Mericli Alexander F, Asaad Malke, Lewis Valerae O, Lin Patrick P, Goodenough Christopher J, Adelman David M, Oates Scott D, Hanasono Matthew M
From the Departments of Plastic Surgery.
Orthopaedic Oncology, University of Texas M. D. Anderson Cancer Center.
Plast Reconstr Surg. 2023 Apr 1;151(4):885-896. doi: 10.1097/PRS.0000000000010014. Epub 2022 Dec 9.
The goal of this study was to evaluate outcomes after vascularized bone flap (VBF) reconstruction of oncologic bony extremity defects. A secondary goal was to compare union rates based on various insetting methods, including onlay, intermedullary, and intercalary.
The authors conducted a retrospective review of consecutive patients who received an extremity reconstruction with a fibula flap after oncologic resection between 2001 and 2019.
The authors identified a total of 60 fibular VBFs in 55 patients (67% lower extremity, 33% upper extremity). The overall union rate was 91.7% (55 of 60). For lower extremity reconstructions, the mean time to full weightbearing was 16 months (range, 4 to 44 months). Fibula VBFs were onlay in 65% of cases, intercalary in 23%, and intramedullary in 12%. Forty-three percent of patients required a reoperation as a result of a surgical complication. Immediate femur reconstruction subgroup analysis demonstrated that onlay fibula flap orientation was associated with a significantly increased risk for any complication (odds ratio, 6.3; 95% CI, 1.4 to 28.7; P = 0.03) as well as an increased risk for requiring conversion to endoprostheses because of nonunion (OR, 12.1; 90% CI, 1.03 to 143.5; P = 0.03) compared with intramedullary placement.

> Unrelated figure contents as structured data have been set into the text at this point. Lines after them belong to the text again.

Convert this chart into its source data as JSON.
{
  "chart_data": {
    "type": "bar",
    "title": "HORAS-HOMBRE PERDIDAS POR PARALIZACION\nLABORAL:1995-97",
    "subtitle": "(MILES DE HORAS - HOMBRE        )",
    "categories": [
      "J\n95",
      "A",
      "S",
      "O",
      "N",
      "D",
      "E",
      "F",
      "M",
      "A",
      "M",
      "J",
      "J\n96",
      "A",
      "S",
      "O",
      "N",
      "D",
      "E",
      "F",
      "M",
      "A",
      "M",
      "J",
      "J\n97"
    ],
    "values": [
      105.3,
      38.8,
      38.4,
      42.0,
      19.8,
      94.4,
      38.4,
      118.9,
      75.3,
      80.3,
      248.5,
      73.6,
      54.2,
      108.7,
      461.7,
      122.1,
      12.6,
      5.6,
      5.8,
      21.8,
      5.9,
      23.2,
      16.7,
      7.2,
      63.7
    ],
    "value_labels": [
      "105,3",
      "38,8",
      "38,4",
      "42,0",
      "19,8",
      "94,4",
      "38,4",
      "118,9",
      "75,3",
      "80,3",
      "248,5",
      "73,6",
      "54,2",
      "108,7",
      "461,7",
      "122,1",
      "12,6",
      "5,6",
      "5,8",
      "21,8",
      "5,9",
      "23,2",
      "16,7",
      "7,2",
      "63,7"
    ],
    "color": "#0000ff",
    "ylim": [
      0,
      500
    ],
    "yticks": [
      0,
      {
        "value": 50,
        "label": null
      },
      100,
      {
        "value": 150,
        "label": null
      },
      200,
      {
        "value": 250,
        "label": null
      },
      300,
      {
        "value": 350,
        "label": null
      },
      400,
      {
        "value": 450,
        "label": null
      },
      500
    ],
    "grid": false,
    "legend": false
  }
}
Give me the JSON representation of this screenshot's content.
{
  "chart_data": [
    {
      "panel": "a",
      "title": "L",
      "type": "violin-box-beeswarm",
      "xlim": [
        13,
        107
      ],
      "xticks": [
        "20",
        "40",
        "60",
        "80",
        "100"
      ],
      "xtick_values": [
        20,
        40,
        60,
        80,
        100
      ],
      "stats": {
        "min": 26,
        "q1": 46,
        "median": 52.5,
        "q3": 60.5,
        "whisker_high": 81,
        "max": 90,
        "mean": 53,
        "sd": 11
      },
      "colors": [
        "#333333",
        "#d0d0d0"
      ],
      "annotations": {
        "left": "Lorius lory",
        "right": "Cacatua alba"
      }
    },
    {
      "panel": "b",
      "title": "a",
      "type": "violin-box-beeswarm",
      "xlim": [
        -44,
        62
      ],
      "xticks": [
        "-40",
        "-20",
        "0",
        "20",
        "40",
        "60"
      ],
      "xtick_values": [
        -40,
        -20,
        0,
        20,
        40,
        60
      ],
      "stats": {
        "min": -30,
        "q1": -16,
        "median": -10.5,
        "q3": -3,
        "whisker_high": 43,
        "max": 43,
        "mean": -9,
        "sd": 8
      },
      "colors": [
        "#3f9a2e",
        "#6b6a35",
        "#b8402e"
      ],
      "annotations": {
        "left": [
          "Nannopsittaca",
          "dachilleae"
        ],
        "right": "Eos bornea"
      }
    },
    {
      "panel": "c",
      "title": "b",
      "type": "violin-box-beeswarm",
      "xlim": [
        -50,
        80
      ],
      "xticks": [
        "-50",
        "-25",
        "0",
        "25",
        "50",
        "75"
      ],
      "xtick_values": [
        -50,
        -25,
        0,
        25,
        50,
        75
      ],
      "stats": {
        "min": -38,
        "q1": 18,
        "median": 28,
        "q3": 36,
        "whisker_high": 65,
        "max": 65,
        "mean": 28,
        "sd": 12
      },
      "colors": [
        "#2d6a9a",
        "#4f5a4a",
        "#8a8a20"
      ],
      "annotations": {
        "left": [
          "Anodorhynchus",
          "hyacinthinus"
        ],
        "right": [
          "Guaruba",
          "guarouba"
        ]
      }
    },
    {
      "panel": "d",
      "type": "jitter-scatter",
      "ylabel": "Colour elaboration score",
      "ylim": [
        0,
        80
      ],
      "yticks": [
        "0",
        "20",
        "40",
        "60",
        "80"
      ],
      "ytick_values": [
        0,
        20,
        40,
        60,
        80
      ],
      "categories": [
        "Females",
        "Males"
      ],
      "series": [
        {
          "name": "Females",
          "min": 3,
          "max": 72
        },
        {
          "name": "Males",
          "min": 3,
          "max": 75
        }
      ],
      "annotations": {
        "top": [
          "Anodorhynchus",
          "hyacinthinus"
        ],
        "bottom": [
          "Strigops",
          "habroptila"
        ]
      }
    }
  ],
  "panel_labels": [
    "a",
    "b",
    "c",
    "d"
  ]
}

The free vascularized fibula flap is a reliable option for functional reconstruction of any long bone extremity defect, but complications in these complex procedures are not uncommon. In patients with immediate femur reconstructions, intramedullary fibula placement was associated with significantly lower complication and lower metallic implant conversion rates and a trend toward a more rapid early union compared with onlay VBF.
CLINICAL QUESTION/LEVEL OF EVIDENCE: Therapeutic, III.
本研究的目的是评估血管化骨瓣(VBF)重建肿瘤性肢体骨缺损后的结果。次要目的是比较基于各种植入方法(包括贴附、髓内和节段间)的骨愈合率。
作者对2001年至2019年间因肿瘤切除后接受腓骨瓣肢体重建的连续患者进行了回顾性研究。
作者共确定了55例患者中的60个腓骨VBF(67%为下肢,33%为上肢)。总体骨愈合率为91.7%(60例中的55例)。对于下肢重建,完全负重的平均时间为16个月(范围为4至44个月)。65%的病例采用贴附式腓骨VBF,23%为节段间式,12%为髓内式。43%的患者因手术并发症需要再次手术。即刻股骨重建亚组分析表明,与髓内植入相比,贴附式腓骨瓣方向与任何并发症的风险显著增加相关(优势比,6.3;95%可信区间,1.4至28.7;P = 0.03),以及因骨不连而需要转换为假体的风险增加(优势比,12.1;90%可信区间,1.03至143.5;P = 0.03)。
游离血管化腓骨瓣是功能性重建任何长骨肢体缺损的可靠选择,但这些复杂手术中的并发症并不少见。在即刻股骨重建的患者中,与贴附式VBF相比,髓内腓骨植入与显著更低的并发症和更低的金属植入物转换率相关,并且有早期愈合更快的趋势。
临床问题/证据水平:治疗性,III级。